The avocado leader said that revenue was impacted by average selling price increases of 44 per cent, partially offset by a 19 per cent decrease in avocado volume sold.
Gross profit for the second quarter decreased 27 per cent to US$19.8m, primarily driven by the impact of lower avocado volume sold in Mission’s marketing and distribution segment, and its related impact on fixed cost absorption.
In addition, the group said that it experienced gross profit decreases in its international farming segment due to the timing of cost incurred and impact of pricing at early-stage mango farms.
Net income was US$2.4m, down from, US$7.4m in Q2 2021, while adjusted net income was US$2.6m, falling from US$8.7m.
Adjusted EBITDA stood at US$9.2m for the second quarter, compared with US$16.3m last year, driven by lower avocado volume sold and higher SG&A costs.
“I’m pleased with our ability to get the business back on track quickly following the temporary operational challenges associated with our ERP implementation in the first quarter,” said founder and chief executive Steve Barnard.
”Our per-box margins have recovered and returned to the high-end of normal historical ranges,” he continued. “The fresh avocado market realised record-high per unit sales pricing during fiscal second quarter which is the result of a smaller Mexican harvest and lower industry volumes.
”Consumer demand remains strong.

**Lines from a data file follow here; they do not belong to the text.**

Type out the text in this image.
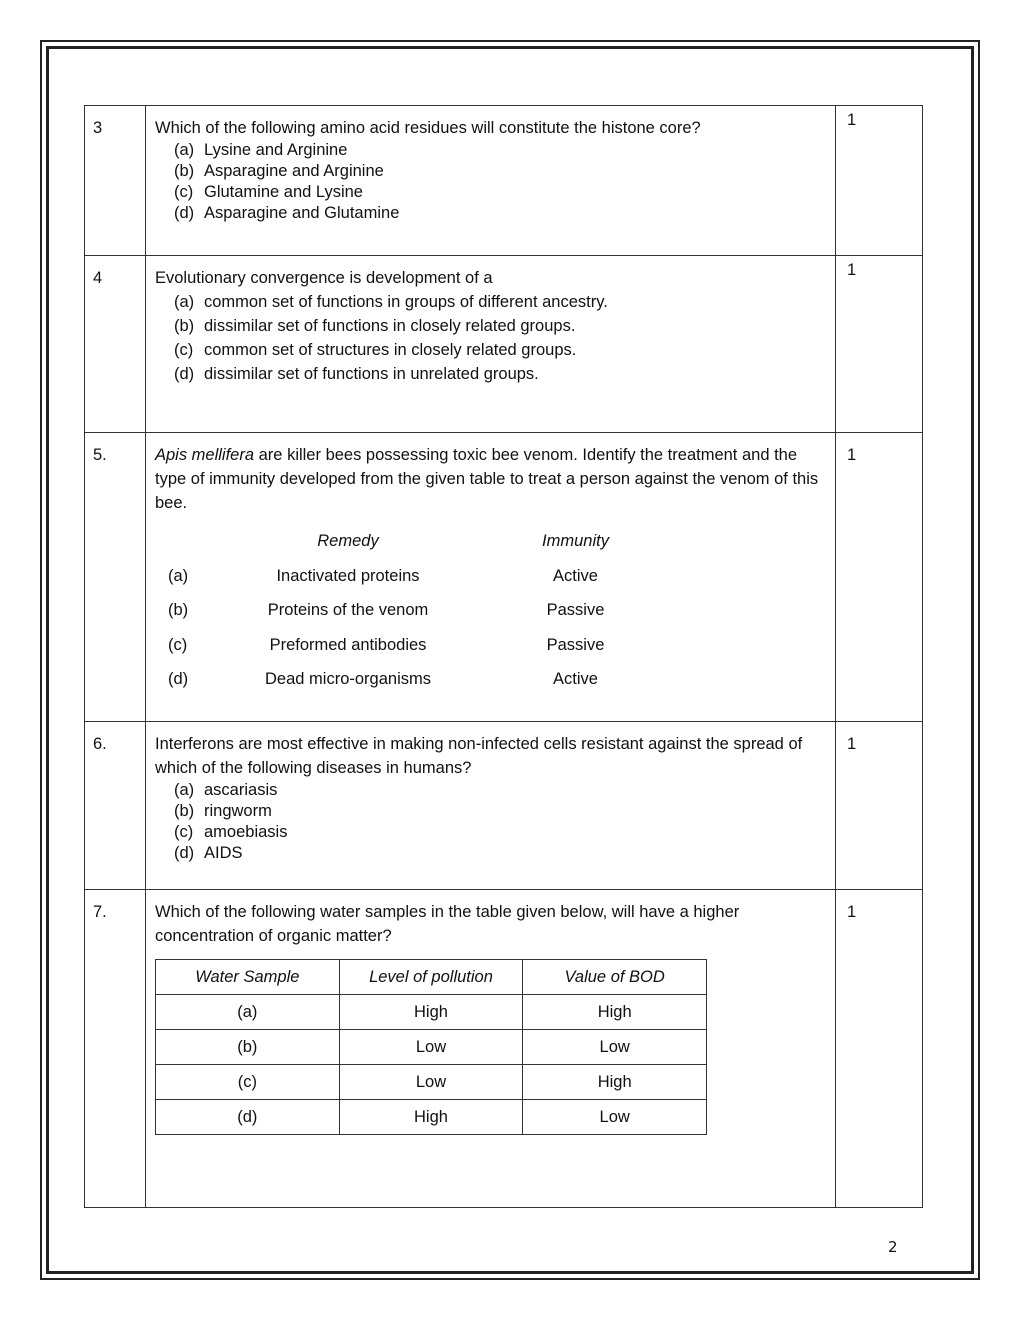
3	Which of the following amino acid residues will constitute the histone core?
(a) Lysine and Arginine
(b) Asparagine and Arginine
(c) Glutamine and Lysine
(d) Asparagine and Glutamine
	1
4	Evolutionary convergence is development of a
(a) common set of functions in groups of different ancestry.
(b) dissimilar set of functions in closely related groups.
(c) common set of structures in closely related groups.
(d) dissimilar set of functions in unrelated groups.
	1
5.	Apis mellifera are killer bees possessing toxic bee venom. Identify the treatment and the type of immunity developed from the given table to treat a person against the venom of this bee.
Remedy	Immunity
(a)	Inactivated proteins	Active
(b)	Proteins of the venom	Passive
(c)	Preformed antibodies	Passive
(d)	Dead micro-organisms	Active
	1
6.	Interferons are most effective in making non-infected cells resistant against the spread of which of the following diseases in humans?
(a) ascariasis
(b) ringworm
(c) amoebiasis
(d) AIDS
	1
7.	Which of the following water samples in the table given below, will have a higher concentration of organic matter?
Water Sample	Level of pollution	Value of BOD
(a)	High	High
(b)	Low	Low
(c)	Low	High
(d)	High	Low
	1
2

The volume constraints the industry faces are due to lack of supply which Mission is uniquely able to address through our strategy to invest in vertical integration. Specifically, our owned Peruvian production gives us reliable access to fruit to meet customer needs on a scale and at volumes that only Mission can deliver.
”We are well positioned to leverage these capabilities in the second half of our fiscal year when our owned Peruvian production comes online and typically contributes to a significant step-up in adjusted EBITDA generation,” Barnard added. ”In addition, we continue to invest in owned farms in Guatemala and Colombia which we expect to further bolster Mission’s ability to supply year-round fruit to our customers over the long term.”